Sarà chiesto conto del sangue di tutti i profeti: dal sangue di Abele fino al sangue di Zaccarìa.

PRIMA LETTURA: Rm 3,21-30a

L’uomo è giustificato per la fede, indipendentemente dalle opere della Legge.

SALMO: (Sal 129)

Con il Signore è la misericordia e grande è con lui la redenzione.

«In quel tempo, il Signore disse: «Guai a voi, che costruite i sepolcri dei profeti, e i vostri padri li hanno uccisi. Così voi testimoniate e approvate le opere dei vostri padri: essi li uccisero e voi costruite.
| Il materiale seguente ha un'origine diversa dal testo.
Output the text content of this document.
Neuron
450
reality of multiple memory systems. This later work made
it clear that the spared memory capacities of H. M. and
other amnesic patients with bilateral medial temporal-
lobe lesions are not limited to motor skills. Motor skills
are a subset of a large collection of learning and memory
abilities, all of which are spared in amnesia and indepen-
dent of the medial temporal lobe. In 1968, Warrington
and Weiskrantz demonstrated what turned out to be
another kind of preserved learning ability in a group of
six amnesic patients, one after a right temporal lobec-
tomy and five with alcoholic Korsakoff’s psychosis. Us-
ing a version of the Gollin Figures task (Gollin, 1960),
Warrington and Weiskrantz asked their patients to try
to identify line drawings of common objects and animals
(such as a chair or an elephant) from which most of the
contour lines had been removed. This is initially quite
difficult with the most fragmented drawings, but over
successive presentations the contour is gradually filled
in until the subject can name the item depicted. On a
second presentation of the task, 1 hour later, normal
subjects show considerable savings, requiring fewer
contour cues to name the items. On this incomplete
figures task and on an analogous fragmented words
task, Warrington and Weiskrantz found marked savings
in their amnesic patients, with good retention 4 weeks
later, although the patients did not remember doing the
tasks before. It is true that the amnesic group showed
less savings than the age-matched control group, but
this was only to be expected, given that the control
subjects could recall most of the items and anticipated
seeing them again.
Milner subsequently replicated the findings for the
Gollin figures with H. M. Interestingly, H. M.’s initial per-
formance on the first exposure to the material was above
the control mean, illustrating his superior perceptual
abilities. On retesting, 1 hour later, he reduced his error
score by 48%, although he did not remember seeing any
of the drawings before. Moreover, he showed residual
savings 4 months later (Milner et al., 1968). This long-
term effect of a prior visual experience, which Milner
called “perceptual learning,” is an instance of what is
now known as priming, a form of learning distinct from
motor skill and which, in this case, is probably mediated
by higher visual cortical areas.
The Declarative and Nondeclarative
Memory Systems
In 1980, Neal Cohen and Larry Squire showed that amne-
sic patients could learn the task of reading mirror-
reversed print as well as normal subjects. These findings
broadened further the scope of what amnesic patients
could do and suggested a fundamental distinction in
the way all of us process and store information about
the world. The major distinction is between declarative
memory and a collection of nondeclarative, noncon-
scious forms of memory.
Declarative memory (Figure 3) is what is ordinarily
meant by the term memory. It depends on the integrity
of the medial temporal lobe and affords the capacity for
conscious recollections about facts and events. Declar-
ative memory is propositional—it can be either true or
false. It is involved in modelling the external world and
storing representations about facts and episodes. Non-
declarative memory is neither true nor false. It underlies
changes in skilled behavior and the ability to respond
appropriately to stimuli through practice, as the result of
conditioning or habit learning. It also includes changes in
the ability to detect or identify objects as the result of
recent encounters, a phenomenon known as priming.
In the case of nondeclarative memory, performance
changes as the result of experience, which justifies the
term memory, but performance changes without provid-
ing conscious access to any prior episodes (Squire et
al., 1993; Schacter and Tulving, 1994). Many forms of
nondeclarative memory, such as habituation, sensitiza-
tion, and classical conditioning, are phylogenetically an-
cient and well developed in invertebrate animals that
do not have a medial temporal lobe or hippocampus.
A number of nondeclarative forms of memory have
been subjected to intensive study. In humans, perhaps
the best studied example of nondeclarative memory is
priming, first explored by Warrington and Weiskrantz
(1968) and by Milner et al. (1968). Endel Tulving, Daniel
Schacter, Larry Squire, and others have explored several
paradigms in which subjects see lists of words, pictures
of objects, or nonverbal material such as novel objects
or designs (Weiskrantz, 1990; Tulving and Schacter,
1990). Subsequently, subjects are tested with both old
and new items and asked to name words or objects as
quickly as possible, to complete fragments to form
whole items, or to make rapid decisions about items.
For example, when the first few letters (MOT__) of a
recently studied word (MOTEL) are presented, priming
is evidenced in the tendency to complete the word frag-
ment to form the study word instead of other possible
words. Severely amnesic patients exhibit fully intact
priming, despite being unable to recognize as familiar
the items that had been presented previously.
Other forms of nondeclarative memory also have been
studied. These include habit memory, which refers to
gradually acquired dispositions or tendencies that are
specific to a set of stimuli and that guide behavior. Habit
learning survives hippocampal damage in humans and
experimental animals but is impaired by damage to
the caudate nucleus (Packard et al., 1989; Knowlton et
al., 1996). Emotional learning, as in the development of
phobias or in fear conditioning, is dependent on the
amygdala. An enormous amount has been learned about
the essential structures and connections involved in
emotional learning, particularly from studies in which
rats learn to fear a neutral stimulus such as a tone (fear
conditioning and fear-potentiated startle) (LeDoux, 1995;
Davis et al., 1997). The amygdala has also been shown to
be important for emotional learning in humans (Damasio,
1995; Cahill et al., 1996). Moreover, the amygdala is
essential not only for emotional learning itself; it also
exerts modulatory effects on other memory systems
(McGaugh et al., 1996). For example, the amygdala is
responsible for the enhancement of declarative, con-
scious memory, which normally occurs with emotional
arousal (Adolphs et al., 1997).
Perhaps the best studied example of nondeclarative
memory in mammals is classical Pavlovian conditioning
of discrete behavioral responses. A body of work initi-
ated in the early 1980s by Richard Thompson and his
Per questo la sapienza di Dio ha detto: “Manderò loro profeti e apostoli ed essi li uccideranno e perseguiteranno”, perché a questa generazione sia chiesto conto del sangue di tutti i profeti, versato fin dall’inizio del mondo: dal sangue di Abele fino al sangue di Zaccarìa, che fu ucciso tra l’altare e il santuario. Sì, io vi dico, ne sarà chiesto conto a questa generazione.

Guai a voi, dottori della Legge, che avete portato via la chiave della conoscenza; voi non siete entrati, e a quelli che volevano entrare voi l’avete impedito».

Quando fu uscito di là, gli scribi e i farisei cominciarono a trattarlo in modo ostile e a farlo parlare su molti argomenti, tendendogli insidie, per sorprenderlo in qualche parola uscita dalla sua stessa bocca».  

Lc 11,47-54

Oggi, ci si propone il senso, l’accettazione ed il trattamento dato ai profeti: «Manderò loro profeti e apostoli ed essi li uccideranno e perseguiteranno» (Lc 11,49). Sono persone di qualunque condizione sociale o religiosa, che hanno ricevuto il messaggio divino e si sono impregnati di esso; impulsati dallo Spirito, l’esprimono con segni e parole comprensibili nella loro epoca. È un messaggio trasmesso per mezzo di discorsi, mai compiacenti o comportamenti, quasi sempre difficili da accettare. Una caratteristica della profezia è la sua scomodità.

Non basta costruire memoriali, moltiplicare le commemorazioni o istituire giornate della memoria senza fare della storia macchiata di sangue uno specchio nel quale guardare sé stessi, esaminare la propria coscienza e rintracciare in essa i segni del medesimo peccato dei padri la cui radice ancora nel presente produce ingiustizie atroci. La lunga traccia di sangue, che viene dal lontano passato e giunge fino ai nostri piedi, è il segno di un filo rosso che unisce in drammatica solidarietà tutti gli uomini, che invece di disobbedire al male si ribellano contro Dio.

All’alleanza proposta da Dio e fondata sull’amore gli uomini spesso rispondono facendo tra loro connubi per combatterlo. Se comprendessimo quanto grande è l’amore di Dio e il suo desiderio di fare casa con noi scopriremmo la drammatica bellezza della sua fedeltà che arriva a spargere il proprio sangue per risparmiare le nostre inutili carneficine e lotte fratricide. In quel fiume di sangue dell’umana ingiustizia Gesù Cristo versa il suo perché venga redento e il cuore dell’uomo si converta dalla malvagità alla salvezza.

La parola di Gesù è scomoda e urticante risulta anche la testimonianza di chi, facendo il bene, denuncia la verità del nostro peccato. Se ci fermassimo solo a “cambiare canale” quando ascoltiamo qualcosa che ci risulta fastidioso, come quando chiudiamo gli occhi davanti ad una scena che ci inorridisce, sarebbe un problema contenuto, ma purtroppo capita sempre più spesso che dalla difesa passiamo all’attacco perché pretendiamo di eliminare ciò che contraddice il nostro pensiero o il nostro modo di agire.

Questo accade frequentemente sui social dove dal confronto sulle idee si scende al piano delle offese personali in duelli senza esclusioni di colpi. Il passaggio dal virtuale al reale è breve e la conflittualità giunge fino alla violenza fisica e psicologica. Soprattutto chi ricopre responsabilità pubbliche ha il compito di educare innanzitutto il proprio cuore per purificarlo da ogni forma di malvagità ereditata da una storia di conflitti fraterni.

Questo può avvenire solo se si accetta un confronto leale con l’altro da sé grazie al quale maturare la capacità di una sana autocritica e la volontà di stringere alleanze educative per lavorare insieme per il vero bene comune.